The drug company Alliance Boots is dissolving one of its two final-salary pension schemes.
It is instead paying an insurance company, the Pension Insurance Corporation, to take on responsibility for paying the pensions.
The scheme being dissolved is that of Alliance Unichem, the company that merged with Boots in 2006 to form Alliance Boots.
The company said the deal would “ensure long term security” for the members.
Its aim is to relieve the employer of any potential rise in the cost of paying for its employees’ pensions, either because of poor investment returns in the future or because of unexpected increases in life expectancy.
A spokeswoman for Alliance Boots refused to say how many people would be affected or how much it was paying to put its plan into effect.

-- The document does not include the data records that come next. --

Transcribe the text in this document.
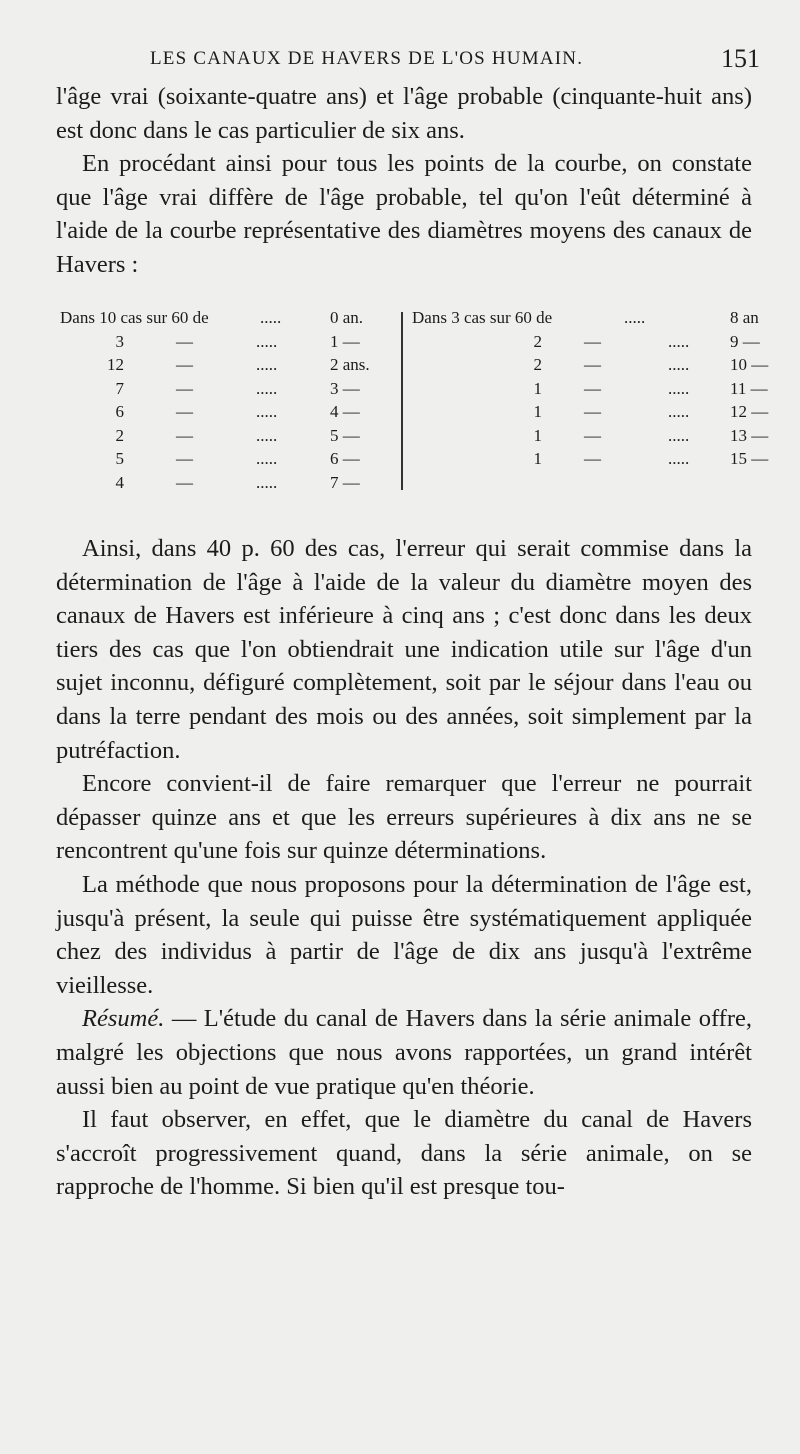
LES CANAUX DE HAVERS DE L'OS HUMAIN.	151

l'âge vrai (soixante-quatre ans) et l'âge probable (cinquante-huit ans) est donc dans le cas particulier de six ans.

En procédant ainsi pour tous les points de la courbe, on constate que l'âge vrai diffère de l'âge probable, tel qu'on l'eût déterminé à l'aide de la courbe représentative des diamètres moyens des canaux de Havers :

Dans 10 cas sur 60 de	.....	0 an.
3	—	.....	1 —
12	—	.....	2 ans.
7	—	.....	3 —
6	—	.....	4 —
2	—	.....	5 —
5	—	.....	6 —
4	—	.....	7 —
Dans 3 cas sur 60 de	.....	8 an
2 —	..... 9 —
2 —	..... 10 —
1 —	..... 11 —
1 —	..... 12 —
1 —	..... 13 —
1 —	..... 15 —

Ainsi, dans 40 p. 60 des cas, l'erreur qui serait commise dans la détermination de l'âge à l'aide de la valeur du diamètre moyen des canaux de Havers est inférieure à cinq ans ; c'est donc dans les deux tiers des cas que l'on obtiendrait une indication utile sur l'âge d'un sujet inconnu, défiguré complètement, soit par le séjour dans l'eau ou dans la terre pendant des mois ou des années, soit simplement par la putréfaction.

Encore convient-il de faire remarquer que l'erreur ne pourrait dépasser quinze ans et que les erreurs supérieures à dix ans ne se rencontrent qu'une fois sur quinze déterminations.

La méthode que nous proposons pour la détermination de l'âge est, jusqu'à présent, la seule qui puisse être systématiquement appliquée chez des individus à partir de l'âge de dix ans jusqu'à l'extrême vieillesse.

Résumé. — L'étude du canal de Havers dans la série animale offre, malgré les objections que nous avons rapportées, un grand intérêt aussi bien au point de vue pratique qu'en théorie.

Il faut observer, en effet, que le diamètre du canal de Havers s'accroît progressivement quand, dans la série animale, on se rapproche de l'homme. Si bien qu'il est presque tou-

However the Alliance Unichem scheme is thought to have about 3,000 members with liabilities of about £300m.
“Alliance Boots has provided additional funding to enable this to take place,” it said in a statement.

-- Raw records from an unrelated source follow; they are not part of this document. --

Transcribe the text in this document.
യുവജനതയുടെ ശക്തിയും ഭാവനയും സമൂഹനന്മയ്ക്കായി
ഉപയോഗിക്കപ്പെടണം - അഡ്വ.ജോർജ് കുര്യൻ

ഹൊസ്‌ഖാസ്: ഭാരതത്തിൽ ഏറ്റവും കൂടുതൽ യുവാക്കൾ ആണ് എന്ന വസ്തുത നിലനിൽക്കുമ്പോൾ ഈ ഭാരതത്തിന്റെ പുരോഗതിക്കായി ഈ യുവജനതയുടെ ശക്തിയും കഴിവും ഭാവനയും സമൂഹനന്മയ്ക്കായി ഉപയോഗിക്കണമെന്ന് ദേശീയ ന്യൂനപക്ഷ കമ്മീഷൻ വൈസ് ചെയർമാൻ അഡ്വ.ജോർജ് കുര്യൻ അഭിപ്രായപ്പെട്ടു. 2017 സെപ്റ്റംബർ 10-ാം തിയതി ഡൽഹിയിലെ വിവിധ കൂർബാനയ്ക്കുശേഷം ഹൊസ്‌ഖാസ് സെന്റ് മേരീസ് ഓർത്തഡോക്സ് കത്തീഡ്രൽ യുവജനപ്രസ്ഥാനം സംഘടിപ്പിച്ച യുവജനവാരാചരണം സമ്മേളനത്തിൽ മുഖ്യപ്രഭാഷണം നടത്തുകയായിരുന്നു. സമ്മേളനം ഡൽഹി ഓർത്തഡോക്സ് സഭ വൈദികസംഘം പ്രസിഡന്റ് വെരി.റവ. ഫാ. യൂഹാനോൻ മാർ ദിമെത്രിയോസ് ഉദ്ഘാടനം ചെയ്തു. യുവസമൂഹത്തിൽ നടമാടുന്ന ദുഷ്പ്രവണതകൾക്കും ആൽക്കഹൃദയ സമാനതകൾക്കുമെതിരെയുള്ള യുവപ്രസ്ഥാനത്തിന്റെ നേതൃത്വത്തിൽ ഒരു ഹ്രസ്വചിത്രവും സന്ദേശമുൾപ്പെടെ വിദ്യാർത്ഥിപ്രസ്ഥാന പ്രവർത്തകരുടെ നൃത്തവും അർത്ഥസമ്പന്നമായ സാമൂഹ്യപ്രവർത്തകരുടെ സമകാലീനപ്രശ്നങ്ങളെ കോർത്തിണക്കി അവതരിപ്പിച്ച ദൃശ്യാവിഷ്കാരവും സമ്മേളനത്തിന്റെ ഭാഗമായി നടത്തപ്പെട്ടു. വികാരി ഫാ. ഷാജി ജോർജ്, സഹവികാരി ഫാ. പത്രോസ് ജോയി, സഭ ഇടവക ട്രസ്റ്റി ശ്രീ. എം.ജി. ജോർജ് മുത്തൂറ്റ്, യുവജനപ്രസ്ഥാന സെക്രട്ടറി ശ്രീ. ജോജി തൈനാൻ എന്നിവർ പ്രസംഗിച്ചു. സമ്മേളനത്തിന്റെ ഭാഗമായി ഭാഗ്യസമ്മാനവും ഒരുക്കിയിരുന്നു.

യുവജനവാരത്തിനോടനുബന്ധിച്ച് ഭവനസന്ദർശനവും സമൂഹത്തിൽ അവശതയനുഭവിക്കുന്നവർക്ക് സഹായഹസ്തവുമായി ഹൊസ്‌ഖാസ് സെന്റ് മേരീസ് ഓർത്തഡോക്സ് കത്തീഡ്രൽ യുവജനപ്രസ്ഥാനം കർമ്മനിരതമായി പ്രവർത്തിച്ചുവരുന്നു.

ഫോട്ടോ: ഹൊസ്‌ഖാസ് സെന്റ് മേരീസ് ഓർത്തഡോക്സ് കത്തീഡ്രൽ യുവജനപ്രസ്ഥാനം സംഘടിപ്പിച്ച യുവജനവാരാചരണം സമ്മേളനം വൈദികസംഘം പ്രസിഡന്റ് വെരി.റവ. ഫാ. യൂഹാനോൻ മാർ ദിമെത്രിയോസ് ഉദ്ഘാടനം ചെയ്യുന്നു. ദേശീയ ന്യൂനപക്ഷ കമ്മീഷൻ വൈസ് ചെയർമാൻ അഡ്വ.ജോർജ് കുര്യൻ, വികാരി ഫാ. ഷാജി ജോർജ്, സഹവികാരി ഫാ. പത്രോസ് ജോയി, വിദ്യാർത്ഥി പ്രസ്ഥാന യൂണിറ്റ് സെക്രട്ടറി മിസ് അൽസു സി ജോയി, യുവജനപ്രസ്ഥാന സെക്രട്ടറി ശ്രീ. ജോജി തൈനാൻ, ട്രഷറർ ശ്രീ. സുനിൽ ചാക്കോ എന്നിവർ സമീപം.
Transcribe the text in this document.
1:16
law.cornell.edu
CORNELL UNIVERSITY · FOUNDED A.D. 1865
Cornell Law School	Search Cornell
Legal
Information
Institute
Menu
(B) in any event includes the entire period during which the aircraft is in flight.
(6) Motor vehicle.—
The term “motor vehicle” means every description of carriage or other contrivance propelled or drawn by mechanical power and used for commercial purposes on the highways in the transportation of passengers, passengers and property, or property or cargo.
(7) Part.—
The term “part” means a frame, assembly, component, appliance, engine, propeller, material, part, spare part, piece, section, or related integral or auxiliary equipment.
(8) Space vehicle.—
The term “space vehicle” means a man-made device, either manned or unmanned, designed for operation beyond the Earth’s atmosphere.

“The trustees have written to all members to explain the insurance arrangements, including the subsequent issue of individual insurance policies.
“Members’ benefits are otherwise unaffected and when all have been secured, the Alliance Unichem UK scheme trust will be dissolved,” the statement added.
Both this scheme, which closed to new joiners in 2002, and the larger Boots scheme, were closed to future accrual on 1 July this year.
All staff are now offered membership of a defined contribution scheme instead, whereby the size of the pension is entirely based on market values, rather than being linked to the size of your salary.